A poesia de Adélia Prado

Adélia Luzia Prado de Freitas, ou Adélia Prado nasceu em Divinópolis, no dia 13 de dezembro de 1935. Ligada ao Modernismo, Adélia além de poetisa é também professora, filósofa e contista.

Em 1976, Carlos Drummond de Andrade recebeu o manuscrito de Bagagem, o primeiro livro da autora e incentivou sua publicação Editora Imago.

Após exercer o magistério durante 24 anos, Adélia Prado dedica-se exclusivamente à carreira de escritora.

O surgimento de Adélia no cenário literário nacional significou a valorização do feminino nas letras brasileiras. Encontramos na poetisa a figura da mulher que além de mãe e de dona-de-casa, é vista como uma intelectual que usa a arte para dar voz às mulheres de seu tempo.
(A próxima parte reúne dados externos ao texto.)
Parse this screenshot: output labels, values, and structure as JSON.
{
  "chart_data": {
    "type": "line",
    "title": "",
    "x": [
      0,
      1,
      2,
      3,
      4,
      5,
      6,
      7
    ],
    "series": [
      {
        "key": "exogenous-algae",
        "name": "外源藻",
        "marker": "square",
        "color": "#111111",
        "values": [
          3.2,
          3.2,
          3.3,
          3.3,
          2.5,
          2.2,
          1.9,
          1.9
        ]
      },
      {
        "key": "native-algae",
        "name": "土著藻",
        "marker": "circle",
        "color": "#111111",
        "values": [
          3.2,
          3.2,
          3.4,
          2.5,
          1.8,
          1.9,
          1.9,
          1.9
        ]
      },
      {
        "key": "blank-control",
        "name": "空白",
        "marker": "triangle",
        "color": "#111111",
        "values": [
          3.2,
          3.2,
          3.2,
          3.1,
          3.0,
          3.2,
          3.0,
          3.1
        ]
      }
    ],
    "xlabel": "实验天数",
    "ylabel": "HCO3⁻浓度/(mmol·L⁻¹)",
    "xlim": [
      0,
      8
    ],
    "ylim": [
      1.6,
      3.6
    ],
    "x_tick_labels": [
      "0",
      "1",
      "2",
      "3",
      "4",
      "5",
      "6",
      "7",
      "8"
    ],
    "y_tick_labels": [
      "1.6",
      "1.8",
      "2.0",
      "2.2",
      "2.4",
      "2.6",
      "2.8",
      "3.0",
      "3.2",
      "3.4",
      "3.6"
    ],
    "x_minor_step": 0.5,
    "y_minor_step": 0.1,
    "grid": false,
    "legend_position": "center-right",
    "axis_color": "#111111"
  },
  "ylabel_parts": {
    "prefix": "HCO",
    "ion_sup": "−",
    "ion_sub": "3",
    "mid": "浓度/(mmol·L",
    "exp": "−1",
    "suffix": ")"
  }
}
Os poemas abaixo pertencem ao livro Bagagem (1975)

 

Amor Feinho

Eu quero amor feinho.
Amor feinho não olha um pro outro.
Uma vez encontrado é igual fé,
não teologa mais.
Duro de forte o amor feinho é magro, doido por sexo
e filhos tem os quantos haja.
Tudo que não fala, faz.
Planta beijo de três cores ao redor da casa
e saudade roxa e branca,
da comum e da dobrada

Amor feinho é bom porque não fica velho.
Cuida do essencial; o que brilha nos olhos é o que é:
eu sou homem você é mulher.
Amor feinho não tem ilusão,
o que ele tem é esperança:
eu quero um amor feinho.

(p. 97)


Ensinamento
 

Minha mãe achava estudo a coisa mais fina do mundo.
Não é.
A coisa mais fina do mundo é o sentimento.
Aquele dia de noite, o pai fazendo serão,
ela falou comigo:
“Coitado, até essa hora no serviço pesado”.
Arrumou pão e café, deixou tacho no fogo com água quente.
Não me falou em amor.
Essa palavra de luxo.

(p.118)


Os lugares comuns

Quando o homem que ia casar comigo
chegou a primeira vez na minha casa,
eu estava saindo do banheiro,
devastada  de angelismo e carência. Mesmo assim,
ele me olhou com olhos admirados
e segurou minha mão mais que
um tempo normal a pessoas
acabando de se conhecer.
Nunca mencionei o facto.
Até hoje me ama com amor
de vagarezas, súbitos chegares.
Quando eu sei que ele vem,
eu fecho a porta para a grata surpresa.
Vou abri-la como o fazem as noivas
e as amantes. Seu nome é:
Salvador do meu corpo.

(p.89)

O sempre amor

Amor é a coisa mais alegre
amor é a coisa mais triste
amor é coisa que mais quero.
Por causa dele falo palavras como lanças.
Amor é a coisa mais alegre
amor é a coisa mais triste
amor é coisa que mais quero.
Por causa dele podem entalhar-me,
Sou de pedra sabão.
Alegre ou triste,
amor é coisa que mais quero.

(p. 86)


A serenata

Uma noite de lua pálida e gerânios
ele viria com boca e mãos incríveis
tocar flauta no jardim.
Estou no começo do meu desespero
e só vejo dois caminhos:
ou viro doida ou santa.
Eu que rejeito e exprobro
o que não for natural como sangue e veias
descubro que estou chorando todo dia,
os cabelos entristecidos,
a pele assaltada de indecisão.
Quando ele vier, porque é certo que vem,
de que modo vou chegar ao balcão sem juventude?
A lua, os gerânios e ele serão os mesmos
— só a mulher entre as coisas envelhece.
De que modo vou abrir a janela, se não for doida?
Como a fecharei, se não for santa?

(p.84)

 

 

Referências:

PRADO, A. Bagagem. Rio de Janeiro: Record, 2010.